Graph of a Function Answer the questions about the following function. \( f(x)=3 x^{2}-x-2 \) (a) Is the point \( (2,8) \) on the graph of \( f \) ? (b) If \( x=-1 \), what is \( f(x) \) ? What point is on the graph of \( f \) ? (c) If \( f(x)=-2 \), what is \( x \) ? What point(s) are on the graph of \( f \) ? (d) What is the domain of f? (e) List the \( x \)-intercept( \( (s) \), if any of the graph of \( f \). (f) List the \( y \)-intercept, if there is one, of the graph of \( f \).

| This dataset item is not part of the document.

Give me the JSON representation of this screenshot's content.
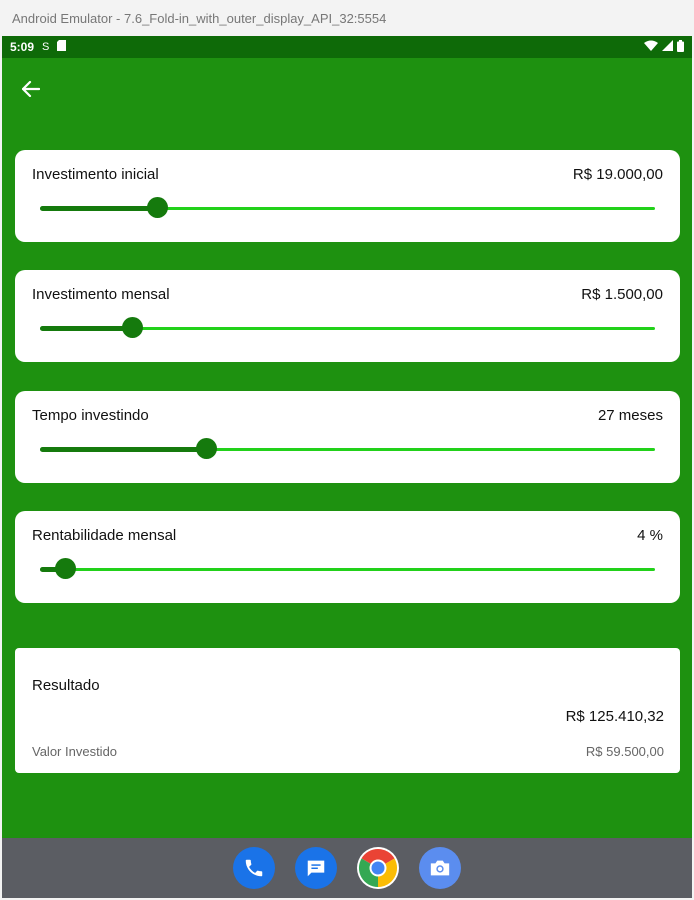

To determine if the point \( (2,8) \) is on the graph of \( f \), we can substitute \( x = 2 \) into the function. Calculating \( f(2) = 3(2^2) - 2 - 2 = 12 - 2 - 2 = 8 \) shows that \( (2,8) \) is indeed on the graph! When \( x = -1 \), we calculate \( f(-1) = 3(-1)^2 - (-1) - 2 = 3 + 1 - 2 = 2 \). Therefore, the point \( (-1, 2) \) is on the graph of \( f \). To find \( x \) when \( f(x) = -2 \), we set up the equation \( 3x^2 - x - 2 = -2 \), which simplifies to \( 3x^2 - x = 0 \). Factoring gives \( x(3x - 1) = 0 \), so \( x = 0 \) or \( x = \frac{1}{3} \). This means the points \( (0, -2) \) and \( \left(\frac{1}{3}, -2\right) \) are on the graph of \( f \). The domain of the function \( f(x) = 3x^2 - x - 2 \) is all real numbers, as it is a polynomial function with no restrictions. In interval notation, we write the domain as \( (-\infty, \infty) \). To find the \( x \)-intercepts, we set \( f(x) = 0 \), resulting in solving \( 3x^2 - x - 2 = 0 \). This factors to \( (3x + 2)(x - 1) = 0 \), giving intercepts at \( x = -\frac{2}{3} \) and \( x = 1 \), so the \( x \)-intercepts are \( \left(-\frac{2}{3}, 0\right) \) and \( (1, 0) \). For the \( y \)-intercept, we substitute \( x = 0 \) into \( f \): \( f(0) = 3(0)^2 - 0 - 2 = -2 \). Hence, the \( y \)-intercept is \( (0, -2) \).